3. The method of claim 1 , wherein said further generating step comprises discriminating the data for responses of the spins appearing to be located at a plurality of predetermined spaces along the Z axis from the X-Y slice.

4. The method of claim 1 , wherein said illuminating of the sample with the RF pulse is accomplished over a slice thickness greater than a selected thickness of a resulting slice in the X-Y plane.

5. The method of claim 3 , wherein said illuminating of the sample with the RF pulse is accomplished over a slice thickness greater than a selected thickness of a resulting slice in the X-Y plane, and said plurality of predetermined spaces along the Z axis comprise positions along the Z axis in said slice thickness greater than the selected thickness.

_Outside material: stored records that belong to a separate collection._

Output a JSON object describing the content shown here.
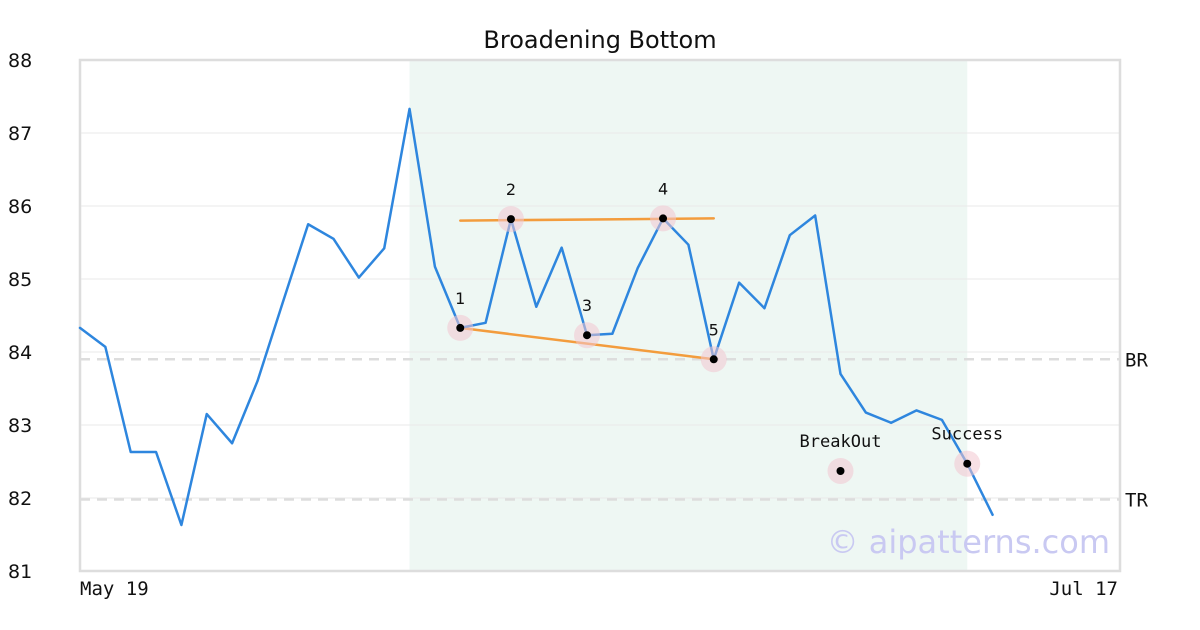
{
  "chart_data": {
    "type": "line",
    "title": "Broadening Bottom",
    "ylim": [
      81,
      88
    ],
    "yticks": [
      81,
      82,
      83,
      84,
      85,
      86,
      87,
      88
    ],
    "x_tick_labels": [
      "May 19",
      "Jul 17"
    ],
    "grid": true,
    "series": [
      {
        "color": "#2e86de",
        "values": [
          84.33,
          84.07,
          82.63,
          82.63,
          81.63,
          83.15,
          82.75,
          83.6,
          84.68,
          85.75,
          85.55,
          85.02,
          85.42,
          87.33,
          85.17,
          84.33,
          84.4,
          85.82,
          84.62,
          85.43,
          84.23,
          84.25,
          85.15,
          85.83,
          85.47,
          83.9,
          84.95,
          84.6,
          85.6,
          85.87,
          83.7,
          83.17,
          83.03,
          83.2,
          83.07,
          82.47,
          81.77
        ]
      }
    ],
    "pattern_region": {
      "x_start": 13,
      "x_end": 35,
      "color": "#eef7f3"
    },
    "trendlines": [
      {
        "color": "#f39c3d",
        "x": [
          15,
          25
        ],
        "y": [
          85.8,
          85.83
        ]
      },
      {
        "color": "#f39c3d",
        "x": [
          15,
          25
        ],
        "y": [
          84.33,
          83.9
        ]
      }
    ],
    "points": [
      {
        "label": "1",
        "x": 15,
        "y": 84.33
      },
      {
        "label": "2",
        "x": 17,
        "y": 85.82
      },
      {
        "label": "3",
        "x": 20,
        "y": 84.23
      },
      {
        "label": "4",
        "x": 23,
        "y": 85.83
      },
      {
        "label": "5",
        "x": 25,
        "y": 83.9
      }
    ],
    "annotations": [
      {
        "label": "BreakOut",
        "x": 30,
        "y": 82.37
      },
      {
        "label": "Success",
        "x": 35,
        "y": 82.47
      }
    ],
    "levels": [
      {
        "label": "BR",
        "y": 83.9
      },
      {
        "label": "TR",
        "y": 81.98
      }
    ],
    "watermark": "© aipatterns.com"
  }
}
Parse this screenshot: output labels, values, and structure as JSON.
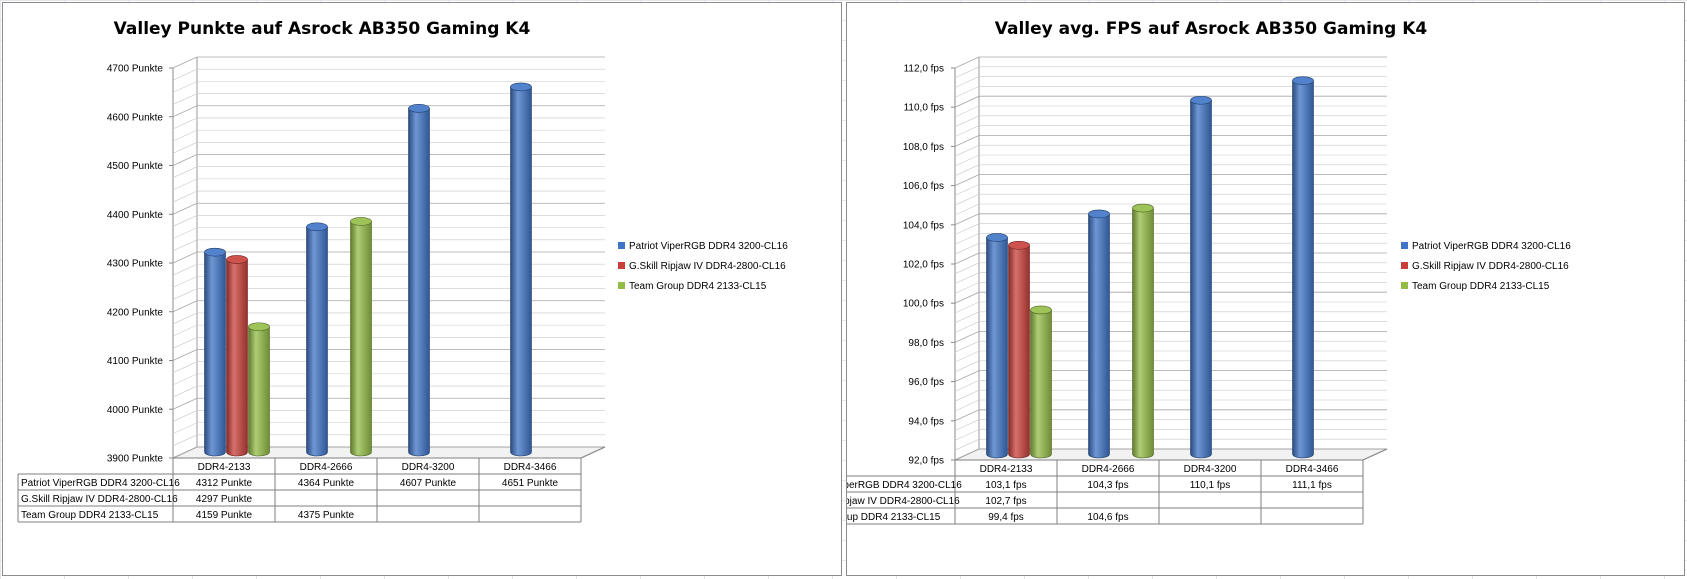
{
  "chart_data": [
    {
      "type": "bar",
      "title": "Valley Punkte auf Asrock AB350  Gaming K4",
      "categories": [
        "DDR4-2133",
        "DDR4-2666",
        "DDR4-3200",
        "DDR4-3466"
      ],
      "series": [
        {
          "name": "Patriot ViperRGB DDR4 3200-CL16",
          "color": "#3f74c6",
          "values": [
            4312,
            4364,
            4607,
            4651
          ],
          "labels": [
            "4312 Punkte",
            "4364 Punkte",
            "4607 Punkte",
            "4651 Punkte"
          ]
        },
        {
          "name": "G.Skill Ripjaw IV DDR4-2800-CL16",
          "color": "#c9403a",
          "values": [
            4297,
            null,
            null,
            null
          ],
          "labels": [
            "4297 Punkte",
            "",
            "",
            ""
          ]
        },
        {
          "name": "Team Group DDR4 2133-CL15",
          "color": "#93bc45",
          "values": [
            4159,
            4375,
            null,
            null
          ],
          "labels": [
            "4159 Punkte",
            "4375 Punkte",
            "",
            ""
          ]
        }
      ],
      "ylim": [
        3900,
        4700
      ],
      "yticks": [
        3900,
        4000,
        4100,
        4200,
        4300,
        4400,
        4500,
        4600,
        4700
      ],
      "ytick_labels": [
        "3900 Punkte",
        "4000 Punkte",
        "4100 Punkte",
        "4200 Punkte",
        "4300 Punkte",
        "4400 Punkte",
        "4500 Punkte",
        "4600 Punkte",
        "4700 Punkte"
      ],
      "legend": "right",
      "grid": true
    },
    {
      "type": "bar",
      "title": "Valley avg. FPS auf Asrock AB350  Gaming K4",
      "categories": [
        "DDR4-2133",
        "DDR4-2666",
        "DDR4-3200",
        "DDR4-3466"
      ],
      "series": [
        {
          "name": "Patriot ViperRGB DDR4 3200-CL16",
          "color": "#3f74c6",
          "values": [
            103.1,
            104.3,
            110.1,
            111.1
          ],
          "labels": [
            "103,1 fps",
            "104,3 fps",
            "110,1 fps",
            "111,1 fps"
          ]
        },
        {
          "name": "G.Skill Ripjaw IV DDR4-2800-CL16",
          "color": "#c9403a",
          "values": [
            102.7,
            null,
            null,
            null
          ],
          "labels": [
            "102,7 fps",
            "",
            "",
            ""
          ]
        },
        {
          "name": "Team Group DDR4 2133-CL15",
          "color": "#93bc45",
          "values": [
            99.4,
            104.6,
            null,
            null
          ],
          "labels": [
            "99,4 fps",
            "104,6 fps",
            "",
            ""
          ]
        }
      ],
      "ylim": [
        92,
        112
      ],
      "yticks": [
        92,
        94,
        96,
        98,
        100,
        102,
        104,
        106,
        108,
        110,
        112
      ],
      "ytick_labels": [
        "92,0 fps",
        "94,0 fps",
        "96,0 fps",
        "98,0 fps",
        "100,0 fps",
        "102,0 fps",
        "104,0 fps",
        "106,0 fps",
        "108,0 fps",
        "110,0 fps",
        "112,0 fps"
      ],
      "legend": "right",
      "grid": true
    }
  ]
}
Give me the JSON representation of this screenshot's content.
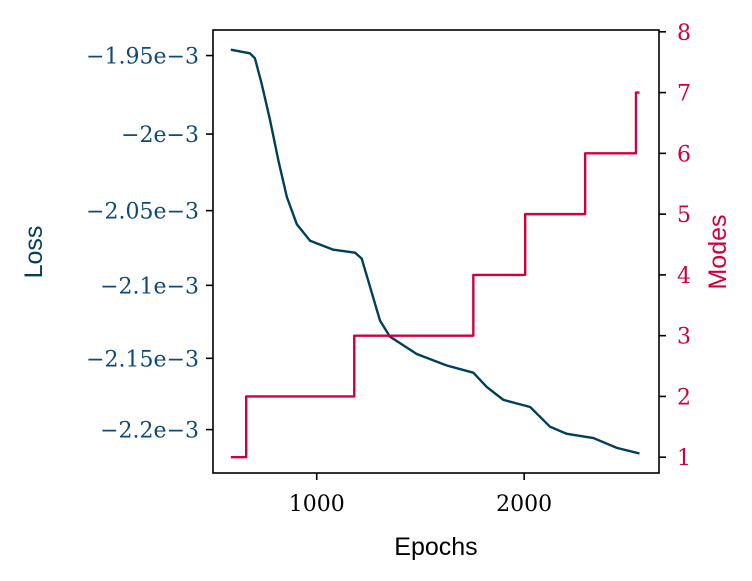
{
  "chart_data": {
    "type": "line",
    "title": "",
    "xlabel": "Epochs",
    "ylabel_left": "Loss",
    "ylabel_right": "Modes",
    "xlim": [
      500,
      2650
    ],
    "ylim_left": [
      -0.002231,
      -0.001934
    ],
    "ylim_right": [
      0.74,
      8.03
    ],
    "left_scale": "log-of-magnitude",
    "grid": false,
    "x_ticks": [
      {
        "value": 1000,
        "label": "1000"
      },
      {
        "value": 2000,
        "label": "2000"
      }
    ],
    "left_ticks": [
      {
        "value": -0.00195,
        "label": "−1.95e−3"
      },
      {
        "value": -0.002,
        "label": "−2e−3"
      },
      {
        "value": -0.00205,
        "label": "−2.05e−3"
      },
      {
        "value": -0.0021,
        "label": "−2.1e−3"
      },
      {
        "value": -0.00215,
        "label": "−2.15e−3"
      },
      {
        "value": -0.0022,
        "label": "−2.2e−3"
      }
    ],
    "right_ticks": [
      {
        "value": 1,
        "label": "1"
      },
      {
        "value": 2,
        "label": "2"
      },
      {
        "value": 3,
        "label": "3"
      },
      {
        "value": 4,
        "label": "4"
      },
      {
        "value": 5,
        "label": "5"
      },
      {
        "value": 6,
        "label": "6"
      },
      {
        "value": 7,
        "label": "7"
      },
      {
        "value": 8,
        "label": "8"
      }
    ],
    "colors": {
      "loss": "#003f5c",
      "loss_ticks": "#0d4a77",
      "modes": "#d1003d",
      "axes": "#000000"
    },
    "series": [
      {
        "axis": "left",
        "x": [
          586,
          678,
          702,
          734,
          775,
          815,
          856,
          904,
          968,
          1080,
          1185,
          1217,
          1257,
          1305,
          1353,
          1482,
          1627,
          1755,
          1820,
          1900,
          2029,
          2125,
          2206,
          2334,
          2447,
          2556
        ],
        "y": [
          -0.0019463,
          -0.0019486,
          -0.0019517,
          -0.0019675,
          -0.001991,
          -0.002017,
          -0.002041,
          -0.002059,
          -0.00207,
          -0.002076,
          -0.002078,
          -0.002082,
          -0.002101,
          -0.002124,
          -0.002135,
          -0.002147,
          -0.002155,
          -0.00216,
          -0.00217,
          -0.002179,
          -0.002184,
          -0.002198,
          -0.002203,
          -0.002206,
          -0.002213,
          -0.002217
        ]
      },
      {
        "axis": "right",
        "step": true,
        "x": [
          586,
          660,
          1181,
          1755,
          2005,
          2294,
          2539,
          2556
        ],
        "y": [
          1,
          2,
          3,
          4,
          5,
          6,
          7,
          7
        ]
      }
    ]
  }
}
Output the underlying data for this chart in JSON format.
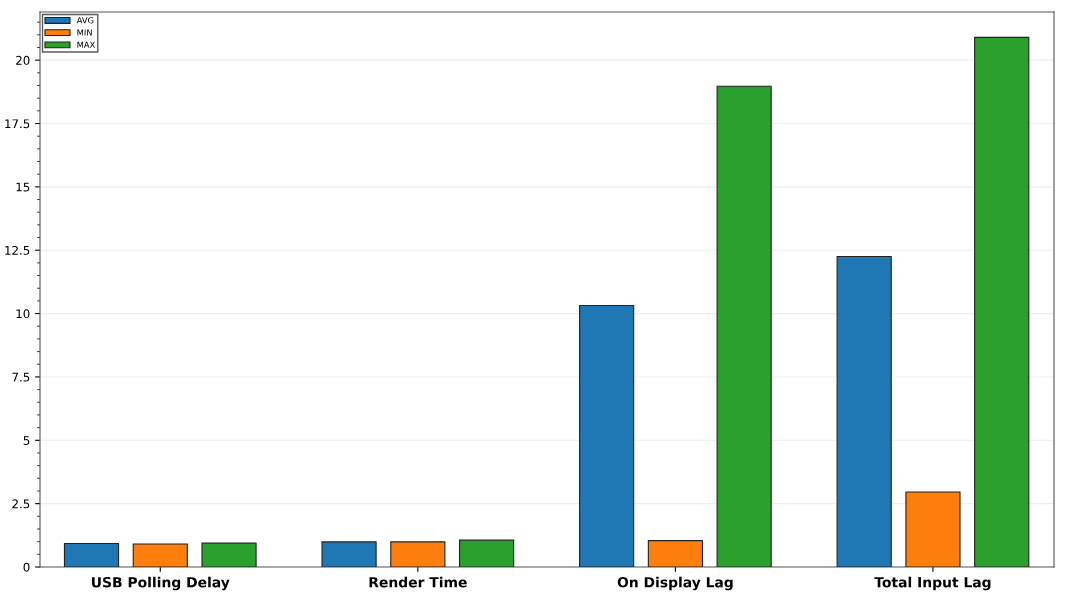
{
  "chart_data": {
    "type": "bar",
    "categories": [
      "USB Polling Delay",
      "Render Time",
      "On Display Lag",
      "Total Input Lag"
    ],
    "series": [
      {
        "name": "AVG",
        "color": "#1f77b4",
        "values": [
          0.93,
          0.99,
          10.32,
          12.25
        ]
      },
      {
        "name": "MIN",
        "color": "#ff7f0e",
        "values": [
          0.91,
          0.99,
          1.04,
          2.96
        ]
      },
      {
        "name": "MAX",
        "color": "#2ca02c",
        "values": [
          0.94,
          1.06,
          18.97,
          20.9
        ]
      }
    ],
    "ylim": [
      0,
      21.9
    ],
    "yticks": [
      0,
      2.5,
      5,
      7.5,
      10,
      12.5,
      15,
      17.5,
      20
    ],
    "grid": "y",
    "legend": "top left"
  }
}
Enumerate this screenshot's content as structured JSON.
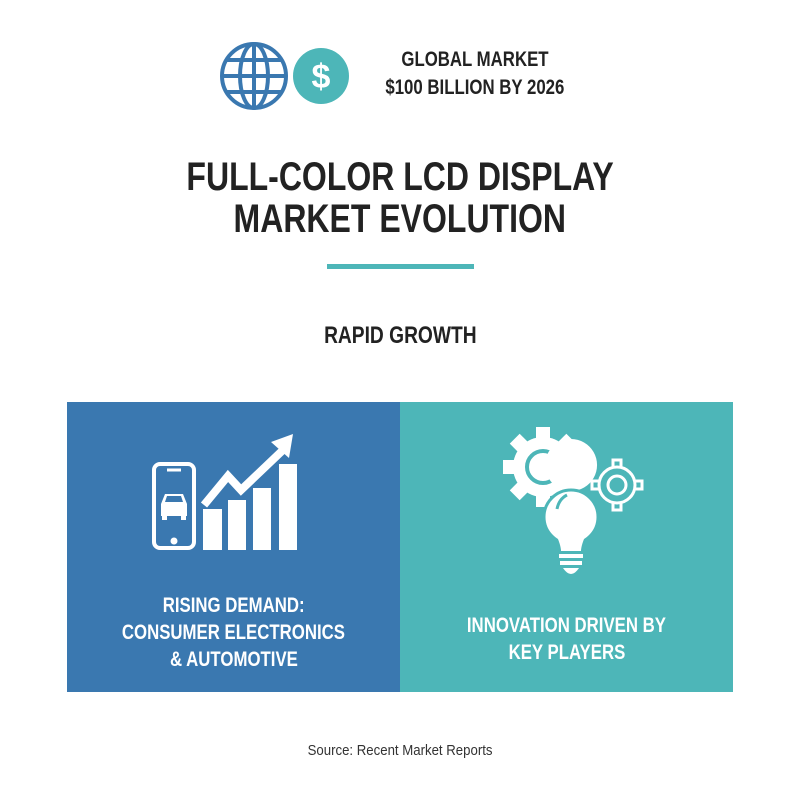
{
  "header": {
    "icons": [
      "globe-icon",
      "dollar-icon"
    ],
    "line1": "GLOBAL MARKET",
    "line2": "$100 BILLION BY 2026"
  },
  "title": {
    "line1": "FULL-COLOR LCD DISPLAY",
    "line2": "MARKET EVOLUTION"
  },
  "subtitle": "RAPID GROWTH",
  "panels": [
    {
      "icons": [
        "smartphone-car-icon",
        "growth-bar-chart-icon"
      ],
      "lines": [
        "RISING DEMAND:",
        "CONSUMER ELECTRONICS",
        "& AUTOMOTIVE"
      ]
    },
    {
      "icons": [
        "gears-icon",
        "lightbulb-icon"
      ],
      "lines": [
        "INNOVATION DRIVEN BY",
        "KEY PLAYERS"
      ]
    }
  ],
  "source": "Source: Recent Market Reports",
  "colors": {
    "blue": "#3A78B0",
    "teal": "#4DB6B8",
    "text": "#222222"
  }
}
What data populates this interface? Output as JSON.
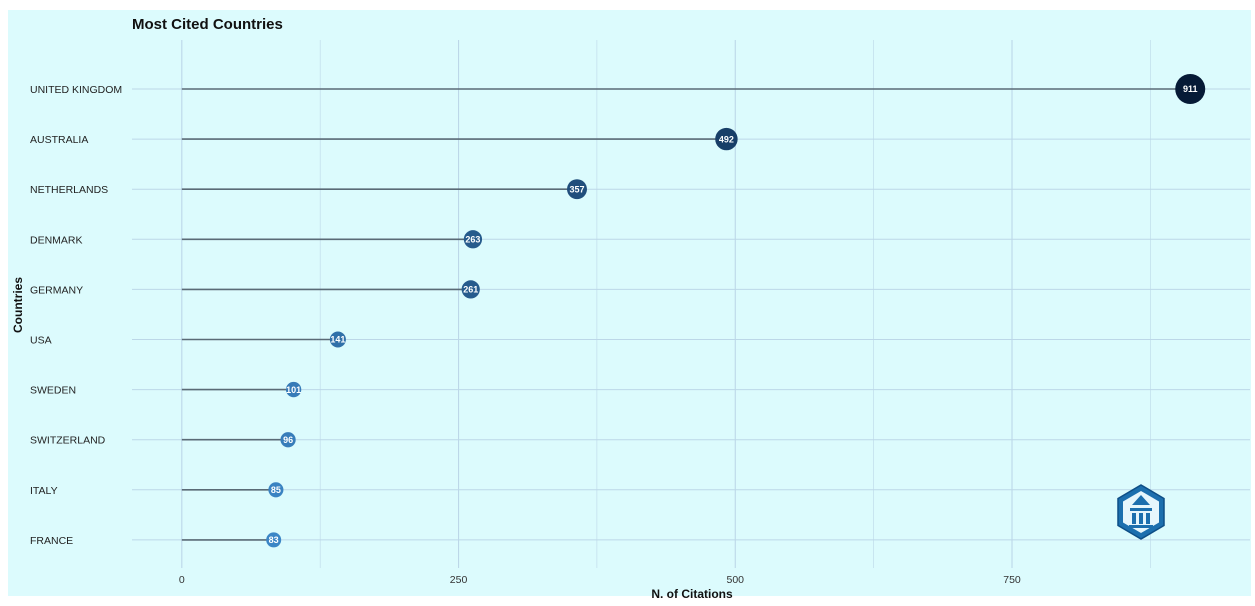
{
  "chart_data": {
    "type": "lollipop",
    "title": "Most Cited Countries",
    "xlabel": "N. of Citations",
    "ylabel": "Countries",
    "categories": [
      "UNITED KINGDOM",
      "AUSTRALIA",
      "NETHERLANDS",
      "DENMARK",
      "GERMANY",
      "USA",
      "SWEDEN",
      "SWITZERLAND",
      "ITALY",
      "FRANCE"
    ],
    "values": [
      911,
      492,
      357,
      263,
      261,
      141,
      101,
      96,
      85,
      83
    ],
    "labels": [
      "911",
      "492",
      "357",
      "263",
      "261",
      "141",
      "101",
      "96",
      "85",
      "83"
    ],
    "xlim": [
      -45,
      965
    ],
    "xticks": [
      0,
      250,
      500,
      750
    ],
    "grid": true,
    "legend": "none",
    "colors": {
      "background": "#dcfbfd",
      "grid": "#bcd7e8",
      "stem": "#5a6a76",
      "point_low": "#3b86c6",
      "point_high": "#061a36"
    },
    "logo_icon": "bibliometrix-logo-icon"
  }
}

6. The method of claim 3, wherein said plurality of predetermined spaces includes at least four positions along the Z axis.

7. The method of claim 6, wherein said plurality of predetermined spaces comprise at least sixty four positions along the Z axis.

8. The method of claim 3, wherein the sample comprises human tissue.

9. The method of claim 8, further comprising applying a stimulus to the sample, repeating said biasing, illuminating, sampling, generating, further generating and integrating steps, and comparing results before and after the stimulus for identifying functional variations in the sample.

10. The method of claim 1, further comprising varying a slab thickness of an excited slice according to a local field gradient.

11. The method of claim 1 , further comprising varying an orientation of the excited slice according to a local field gradient.